Houses mostly alike, residents mostly likable


Academy Heights still attracts all ages

December 21, 2003|By Karen Baxter | Karen Baxter,SPECIAL TO THE SUN

The Academy Heights area of Catonsville once was considered a country setting - a spot away from the hustle of the city.

That 1950s setting has long since disappeared, replaced by the trademarks of suburbia - shopping centers, busy roadways and houses as far as the eye can see.

But Academy Heights remains a popular choice for those seeking a first home.

It served that role for World War II veteran Maurice Peter and his wife, Peggy, in November 1950. The Peters, who were expecting their second child at the time, moved from an Essex apartment and into their first home in Academy Heights. That setting, its affordable new housing and the proximity to downtown were all draws for Maurice Peter and dozens of other optimistic young veterans.

Academy Heights lies between the Baltimore City line to the east and the Baltimore Beltway to the west. It has 487 neo-Colonial-style brick rowhouses built between 1950 and 1952, all with slate roofs and white fascia boards.

All also have basically the same rectangular floor plan, consisting of three bedrooms and a bathroom on the upper level, and a living room, dining room and small eat-in kitchen on the first floor.

Sizes range from 1,200 to 1,512 square feet.

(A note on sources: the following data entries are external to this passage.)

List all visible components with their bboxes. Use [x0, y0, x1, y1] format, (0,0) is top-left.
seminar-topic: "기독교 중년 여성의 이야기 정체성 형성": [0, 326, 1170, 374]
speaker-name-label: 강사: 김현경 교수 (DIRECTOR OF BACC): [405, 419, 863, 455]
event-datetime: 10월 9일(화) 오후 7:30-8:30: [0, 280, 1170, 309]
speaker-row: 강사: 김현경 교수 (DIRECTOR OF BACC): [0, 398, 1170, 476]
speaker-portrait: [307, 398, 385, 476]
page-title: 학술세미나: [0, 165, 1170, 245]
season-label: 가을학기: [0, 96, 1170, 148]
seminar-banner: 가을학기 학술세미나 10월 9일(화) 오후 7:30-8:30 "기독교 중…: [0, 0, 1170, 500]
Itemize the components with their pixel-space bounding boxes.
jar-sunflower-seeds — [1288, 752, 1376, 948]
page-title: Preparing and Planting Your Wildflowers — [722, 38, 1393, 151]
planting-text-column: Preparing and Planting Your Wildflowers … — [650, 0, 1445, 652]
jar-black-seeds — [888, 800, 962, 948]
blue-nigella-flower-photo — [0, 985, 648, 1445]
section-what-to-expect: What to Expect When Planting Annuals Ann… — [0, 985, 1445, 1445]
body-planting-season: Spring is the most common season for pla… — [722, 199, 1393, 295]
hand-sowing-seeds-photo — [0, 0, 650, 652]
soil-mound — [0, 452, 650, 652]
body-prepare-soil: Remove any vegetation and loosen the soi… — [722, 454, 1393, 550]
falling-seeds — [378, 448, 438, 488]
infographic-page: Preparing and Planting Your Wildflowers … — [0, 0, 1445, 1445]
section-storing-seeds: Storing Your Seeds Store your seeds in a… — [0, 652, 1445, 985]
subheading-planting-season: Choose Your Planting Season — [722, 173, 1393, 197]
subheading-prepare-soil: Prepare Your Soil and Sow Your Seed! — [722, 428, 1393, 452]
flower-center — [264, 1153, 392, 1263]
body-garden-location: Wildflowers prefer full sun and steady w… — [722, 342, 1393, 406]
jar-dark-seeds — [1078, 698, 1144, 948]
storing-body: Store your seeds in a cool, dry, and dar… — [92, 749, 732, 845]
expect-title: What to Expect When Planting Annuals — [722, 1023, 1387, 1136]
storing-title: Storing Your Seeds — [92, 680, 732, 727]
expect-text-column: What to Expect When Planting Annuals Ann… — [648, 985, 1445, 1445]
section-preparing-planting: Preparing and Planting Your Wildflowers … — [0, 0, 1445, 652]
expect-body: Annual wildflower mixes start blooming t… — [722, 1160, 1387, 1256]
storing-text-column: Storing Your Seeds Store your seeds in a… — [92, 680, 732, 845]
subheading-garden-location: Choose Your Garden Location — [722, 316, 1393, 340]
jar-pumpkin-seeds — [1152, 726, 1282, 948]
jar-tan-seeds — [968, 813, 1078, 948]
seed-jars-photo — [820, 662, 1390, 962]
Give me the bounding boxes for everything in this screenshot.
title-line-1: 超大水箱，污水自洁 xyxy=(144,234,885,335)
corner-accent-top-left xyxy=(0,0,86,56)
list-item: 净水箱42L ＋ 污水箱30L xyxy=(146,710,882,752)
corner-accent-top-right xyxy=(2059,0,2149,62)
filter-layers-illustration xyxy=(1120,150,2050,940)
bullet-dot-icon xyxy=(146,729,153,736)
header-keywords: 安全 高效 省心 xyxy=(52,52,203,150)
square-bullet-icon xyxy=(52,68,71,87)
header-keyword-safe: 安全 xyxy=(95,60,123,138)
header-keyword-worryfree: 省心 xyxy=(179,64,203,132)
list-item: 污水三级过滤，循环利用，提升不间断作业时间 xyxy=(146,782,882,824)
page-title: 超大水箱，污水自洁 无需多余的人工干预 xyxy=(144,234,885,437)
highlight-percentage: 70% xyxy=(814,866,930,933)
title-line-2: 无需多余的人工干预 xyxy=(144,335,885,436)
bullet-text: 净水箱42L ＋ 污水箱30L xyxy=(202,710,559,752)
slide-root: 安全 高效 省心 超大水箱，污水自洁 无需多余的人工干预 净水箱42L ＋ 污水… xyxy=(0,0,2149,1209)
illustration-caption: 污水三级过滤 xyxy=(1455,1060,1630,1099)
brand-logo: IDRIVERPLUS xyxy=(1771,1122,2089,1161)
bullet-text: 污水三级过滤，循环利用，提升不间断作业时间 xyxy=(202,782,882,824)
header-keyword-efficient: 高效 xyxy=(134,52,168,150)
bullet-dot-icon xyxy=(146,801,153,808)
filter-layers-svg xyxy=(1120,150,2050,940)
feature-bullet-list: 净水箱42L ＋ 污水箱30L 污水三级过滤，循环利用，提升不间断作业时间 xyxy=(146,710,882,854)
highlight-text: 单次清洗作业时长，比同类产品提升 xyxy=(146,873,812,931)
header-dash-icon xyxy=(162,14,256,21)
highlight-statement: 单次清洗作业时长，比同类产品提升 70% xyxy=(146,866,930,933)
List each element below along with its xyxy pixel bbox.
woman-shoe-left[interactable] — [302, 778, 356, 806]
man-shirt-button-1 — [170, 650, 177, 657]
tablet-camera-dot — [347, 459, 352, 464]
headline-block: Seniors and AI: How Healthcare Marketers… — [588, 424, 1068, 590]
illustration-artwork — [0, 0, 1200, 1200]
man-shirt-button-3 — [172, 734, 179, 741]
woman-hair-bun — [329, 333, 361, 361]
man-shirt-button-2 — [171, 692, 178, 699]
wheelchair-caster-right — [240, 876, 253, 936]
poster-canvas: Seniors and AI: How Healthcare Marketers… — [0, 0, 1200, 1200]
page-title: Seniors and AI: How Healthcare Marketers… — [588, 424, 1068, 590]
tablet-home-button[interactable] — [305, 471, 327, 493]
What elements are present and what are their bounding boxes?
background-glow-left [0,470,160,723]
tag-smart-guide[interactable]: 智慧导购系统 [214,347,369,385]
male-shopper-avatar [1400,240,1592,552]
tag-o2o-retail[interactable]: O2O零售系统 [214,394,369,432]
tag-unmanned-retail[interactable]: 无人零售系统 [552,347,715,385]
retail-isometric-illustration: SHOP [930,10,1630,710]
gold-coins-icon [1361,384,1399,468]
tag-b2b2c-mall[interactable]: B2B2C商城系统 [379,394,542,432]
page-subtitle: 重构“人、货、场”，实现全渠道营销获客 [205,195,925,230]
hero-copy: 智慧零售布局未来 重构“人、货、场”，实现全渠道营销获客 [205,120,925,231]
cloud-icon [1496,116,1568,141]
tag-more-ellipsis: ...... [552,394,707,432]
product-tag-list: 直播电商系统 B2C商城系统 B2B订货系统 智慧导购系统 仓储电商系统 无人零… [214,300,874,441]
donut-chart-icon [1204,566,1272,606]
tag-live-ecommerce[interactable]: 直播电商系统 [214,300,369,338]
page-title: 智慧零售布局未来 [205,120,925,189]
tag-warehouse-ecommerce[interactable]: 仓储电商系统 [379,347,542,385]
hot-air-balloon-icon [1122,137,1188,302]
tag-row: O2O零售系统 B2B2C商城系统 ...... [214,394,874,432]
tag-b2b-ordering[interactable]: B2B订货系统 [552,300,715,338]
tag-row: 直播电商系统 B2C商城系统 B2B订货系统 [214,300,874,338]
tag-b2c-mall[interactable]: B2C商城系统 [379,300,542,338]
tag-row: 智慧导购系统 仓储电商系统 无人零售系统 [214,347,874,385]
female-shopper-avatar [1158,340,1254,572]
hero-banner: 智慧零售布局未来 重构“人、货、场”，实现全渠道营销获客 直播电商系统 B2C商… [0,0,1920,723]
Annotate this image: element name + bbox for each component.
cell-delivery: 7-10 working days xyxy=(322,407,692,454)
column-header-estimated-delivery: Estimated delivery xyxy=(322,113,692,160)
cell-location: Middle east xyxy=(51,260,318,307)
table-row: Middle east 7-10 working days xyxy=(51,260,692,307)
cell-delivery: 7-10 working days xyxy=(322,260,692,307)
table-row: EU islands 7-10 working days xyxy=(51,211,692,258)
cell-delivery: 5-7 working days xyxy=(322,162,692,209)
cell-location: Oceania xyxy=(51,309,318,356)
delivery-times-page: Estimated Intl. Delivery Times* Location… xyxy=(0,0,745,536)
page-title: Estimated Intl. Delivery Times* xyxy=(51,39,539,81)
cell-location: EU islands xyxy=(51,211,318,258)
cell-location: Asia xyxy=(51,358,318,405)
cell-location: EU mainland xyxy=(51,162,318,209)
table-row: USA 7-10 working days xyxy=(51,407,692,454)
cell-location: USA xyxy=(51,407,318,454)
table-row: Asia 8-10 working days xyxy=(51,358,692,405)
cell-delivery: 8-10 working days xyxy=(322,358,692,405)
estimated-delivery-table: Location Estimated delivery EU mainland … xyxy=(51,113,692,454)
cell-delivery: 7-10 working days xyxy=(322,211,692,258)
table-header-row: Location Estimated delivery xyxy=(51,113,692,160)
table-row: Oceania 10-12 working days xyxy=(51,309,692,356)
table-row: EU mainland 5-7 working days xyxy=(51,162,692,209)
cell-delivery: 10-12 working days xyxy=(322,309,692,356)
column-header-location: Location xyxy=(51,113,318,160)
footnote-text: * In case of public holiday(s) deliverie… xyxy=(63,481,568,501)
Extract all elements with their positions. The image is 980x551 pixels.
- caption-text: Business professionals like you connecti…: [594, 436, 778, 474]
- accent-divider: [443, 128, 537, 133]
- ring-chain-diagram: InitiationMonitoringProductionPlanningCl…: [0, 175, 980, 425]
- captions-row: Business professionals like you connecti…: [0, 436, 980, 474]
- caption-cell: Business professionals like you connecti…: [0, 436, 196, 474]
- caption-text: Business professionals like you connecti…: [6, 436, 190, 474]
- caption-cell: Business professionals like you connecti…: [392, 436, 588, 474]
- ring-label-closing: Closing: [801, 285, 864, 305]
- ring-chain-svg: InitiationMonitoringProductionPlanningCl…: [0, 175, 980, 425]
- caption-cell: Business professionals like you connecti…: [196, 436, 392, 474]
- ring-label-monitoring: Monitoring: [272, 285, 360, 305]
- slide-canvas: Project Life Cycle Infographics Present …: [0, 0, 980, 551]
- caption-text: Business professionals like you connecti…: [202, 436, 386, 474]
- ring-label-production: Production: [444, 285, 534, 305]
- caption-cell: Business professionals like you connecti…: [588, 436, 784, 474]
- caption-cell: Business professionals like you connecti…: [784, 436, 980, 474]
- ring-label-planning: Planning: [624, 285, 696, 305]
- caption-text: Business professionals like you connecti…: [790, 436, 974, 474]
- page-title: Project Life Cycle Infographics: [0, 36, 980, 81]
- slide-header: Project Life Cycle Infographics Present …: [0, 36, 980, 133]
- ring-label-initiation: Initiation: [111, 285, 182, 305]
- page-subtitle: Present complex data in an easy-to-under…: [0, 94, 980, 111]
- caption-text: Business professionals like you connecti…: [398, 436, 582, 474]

And in most cases, the homes include a finished basement with a half-bath and an unfinished attic. The end-of-group units, which agents said are brisk sellers when they reach the market, have fireplaces and larger yards.

Protective covenants require that all houses retain their slate roofs, brick walls, concrete porches and walks and the wooden front door, among other restrictions.

These rules may help Academy Heights gain federal historic preservation status, hopes Kathie Bankert, president of the Academy Heights Civic Association. The application process is under way and, if successful, would be a "big boost" to the community, Bankert said. That designation could provide tax credits for homeowners making renovations.

Property values have increased in the past few years. Sale prices have gone from the low $100,000s during the late 1990s to an average of about $160,000 this year, says Jean Chavis, a Realtor with the Catonsville/Elkridge office of Long & Foster Real Estate Inc. Chavis has sold real estate in the area for 17 years and says Academy Heights has been a sought-after neighborhood.

"As soon as a house comes on the market, everyone is clamoring to get their [buyers] in there to see what it looks like," she says.

Currently, there are no homes on the market. Two of the five homes under contract - one end unit and one interior - sold for $179,900.

Jamie and Lisa Dickey moved to Academy Heights in 1998 and they now have an 8-month-old daughter, Gracie. It's a neighborhood the couple knows well - Lisa Dickey is a Catonsville native. The Dickeys are putting the finishing touches on their home, which they have completely renovated during the past five years.

"Since we've been here, six more couples we know have moved in," Jamie Dickey said. "It's a nice place to live. And we're close to the city, but far enough away."

A number of original residents - or their adult children - remain in the community, giving it a sense of consistency.

"I don't think it's really changed that much, other than the trees have grown," said Bankert, a second-generation resident.

Community events always have been a part of life in Academy Heights. Maurice Peter recalls that in the early years "the police would close off the street and we would have block parties. Everyone would bring out the one thing that they cooked best."

A bowling league also united residents then.

Now, community activities include an Easter egg hunt, a Fourth of July celebration, a Halloween party, two neighborhood yard sales and a Christmas decoration contest - which is judged by art students from nearby Mount de Sales Academy.

The all-girls' Catholic high school originally owned the land that makes up the neighborhood and is the area's namesake. The school still is an integral part of the community, with many residents participating in its homecoming festivities, bull and oyster roast, Christmas bazaar and spaghetti dinner, Bankert says. The civic association also holds its monthly meetings at the school.

Christian Temple Christian Church also is within the neighborhood's boundaries.

"It's quiet. It's family. Everyone speaks to each other," Bankert says of the area. "It's a good, solid, stable neighborhood."

Academy Heights

ZIP code: 21228

Drive time to downtown Baltimore: 20 minutes

Schools: Westowne Elementary; Catonsville Middle; Catonsville High; Mount de Sales Academy; Community College of Baltimore, Catonsville; University of Maryland, Baltimore County

Shopping: U.S. 40 corridor; Westview; Security Square

Houses on the market: 0

Average list price: $157,743 *

Average sale price: $157,710 *

Average days on market: 11 *

Percentage of sale price in comparison with list price: 99.5 percent *

* Based on 25 sales during the past 12 months as compiled by Metropolitan Regional Information Systems Inc.